These quarterly reports provide an analysis of economic trends, as well as denoting the challenges and opportunities (in local, regional, and global contexts) in the selected value chains within six sectors to improve evidence-based decision-making by providing quality information and analytics. These specific sectors are tourism, creative industries, light manufacturing, shared intellectual services, waste management, and recycling, along with cross-cutting sectors. The analysis tracks trends from 2014 to the third quarter of 2020.
These reports aim to provide Enterprise Georgia, various government ministries and agencies, private sector institutions, Business Service Organizations (BSOs), and the Program with an analytical assessment of data and economic trends on a quarterly basis. Specifically, the quarterly reports will serve to improve evidence-based decision-making by providing consolidated industry-level qualitative and quantitative data and analysis to relevant public bodies. The use of quality information is vital for making decisions that guide the identification of needs and formulation of better policies, monitoring existing policies and programs, and evaluating the effectiveness of policy decisions.
This report highlights the derivation of sector-specific output (revenue), employment, and investment multipliers based on the Input-Output framework for the Georgian economy, which portrays the potential spillover effects of an increase in final demand for the products of a given sector on the whole economy. The resulting multipliers capture the total impact on the economy consisting of initial, direct, indirect, and induced effects on the economic variables of interest, respectively, as a result of an exogenous shock to one of the components of final demand (e.g. household or government consumption, export).

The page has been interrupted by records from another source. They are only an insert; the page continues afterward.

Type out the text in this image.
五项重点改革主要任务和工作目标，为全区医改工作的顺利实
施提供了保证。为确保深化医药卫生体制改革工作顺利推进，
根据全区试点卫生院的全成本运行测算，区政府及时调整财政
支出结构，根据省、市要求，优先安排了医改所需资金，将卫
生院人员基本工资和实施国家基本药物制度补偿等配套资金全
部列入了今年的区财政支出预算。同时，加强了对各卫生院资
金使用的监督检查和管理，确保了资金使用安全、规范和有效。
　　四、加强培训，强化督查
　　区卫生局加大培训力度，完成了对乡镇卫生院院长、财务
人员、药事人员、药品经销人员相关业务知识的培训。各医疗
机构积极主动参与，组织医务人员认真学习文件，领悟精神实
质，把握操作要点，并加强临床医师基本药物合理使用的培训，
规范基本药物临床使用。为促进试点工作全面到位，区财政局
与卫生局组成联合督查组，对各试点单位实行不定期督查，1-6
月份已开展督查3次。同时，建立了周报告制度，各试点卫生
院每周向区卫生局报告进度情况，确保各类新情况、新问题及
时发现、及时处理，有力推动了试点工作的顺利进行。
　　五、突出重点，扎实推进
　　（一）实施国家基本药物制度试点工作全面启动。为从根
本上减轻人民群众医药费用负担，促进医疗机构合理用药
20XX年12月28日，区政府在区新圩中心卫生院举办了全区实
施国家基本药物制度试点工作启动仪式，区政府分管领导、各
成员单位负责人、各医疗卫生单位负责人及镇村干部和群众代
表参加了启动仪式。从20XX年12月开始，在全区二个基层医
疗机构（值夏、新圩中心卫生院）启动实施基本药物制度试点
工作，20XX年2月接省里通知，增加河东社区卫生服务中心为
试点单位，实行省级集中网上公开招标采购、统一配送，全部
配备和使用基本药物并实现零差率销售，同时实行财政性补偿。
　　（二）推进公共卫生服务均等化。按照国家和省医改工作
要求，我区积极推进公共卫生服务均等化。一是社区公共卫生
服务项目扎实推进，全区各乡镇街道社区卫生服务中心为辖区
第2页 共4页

At the heart of the analysis is the Input-Output Table (IOT), containing information on inter-sectoral dependencies, as well as existing relationships between sectors, final users (e.g. households, government, etc.), and economic production factors. Measured over a specific period (typically one year), an IOT presents inter-sectoral transactions that are generally recorded in monetary terms. Therefore, sectors are connected by the amount they require each other’s production as an input.